Rationally Designed DNA Origami Carriers for Quantitative Single Molecule Detection with Nanopipettes

The ability to detect small concentrations of biomarkers in patient samples is one of the cornerstones of modern healthcare. In general, biosensing approaches employed to
address this need are based on measuring signals resulting from the interaction of a large ensemble of molecules with the sensor. Here, a biosensor platform using DNA origami, featuring a central cavity with a target–specific DNA aptamer, as carriers for translocation through nanopores which enables individual biomarkers to be identified and counted to compile a sensing signal is reported.

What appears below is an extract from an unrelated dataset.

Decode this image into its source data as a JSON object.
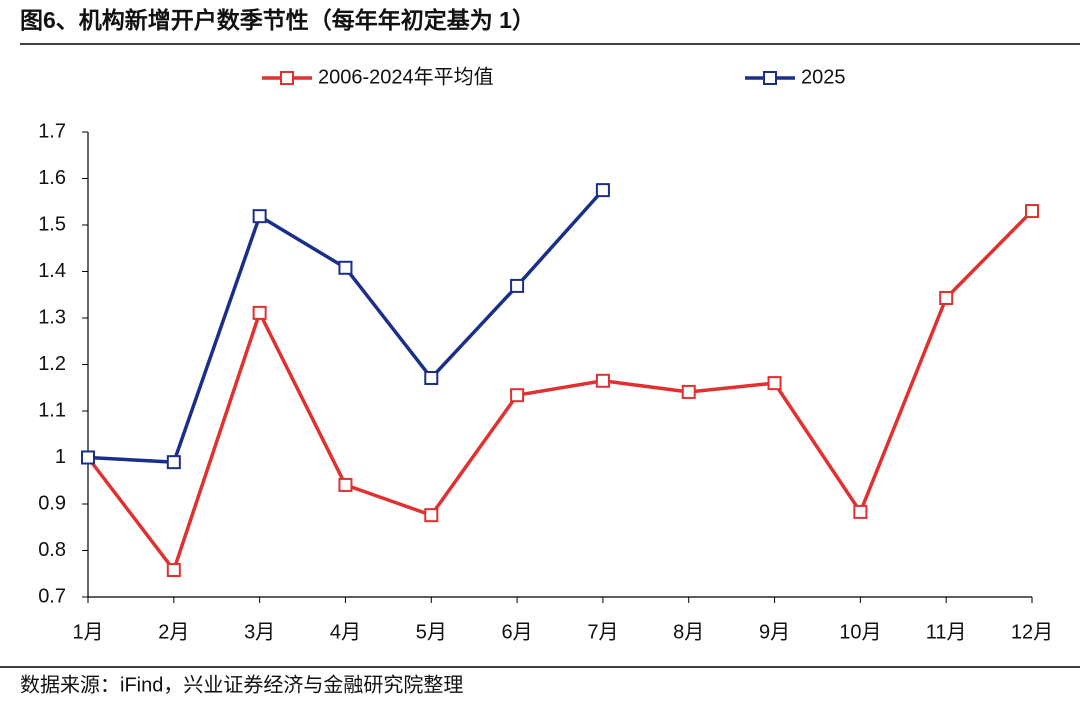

It is shown that the modulation of the ion current through the nanopore upon the DNA origami translocation strongly depends on the presence and in fact the size of a central cavity. While DNA origami without a central cavity cause a single peak in the ion current, DNA origami of the same dimensions but featuring a central cavity lead to double peaks
in the ion current. This is also true for DNA origami (with and without central cavities) made of similar sized DNA but of different dimensions. It is also observed that the peak characteristics, peak amplitude and the dwell time, are different depending on the presence or absence of a central cavity.
This work exploits these parameters to generate a biosensing platform capable of detecting human C–reactive protein (CRP) in clinically relevant fluids. DNA origami frames with cavities large enough to lead to clear ion current double peaks were designed and a CRP–specific DNA aptamer was introduced into the cavity. Also, upon binding of CRP, the ion current peak changes to a single peak and the peak characteristics change. Using this three–parameter classification, CRP–occupied and unoccupied carriers can be
distinguished when they translocate through the nanopore. Thus CRP biosensing by computing the ratio of occupied vs total number of frames with a limit of detection of 3 nM is successfully demonstrated.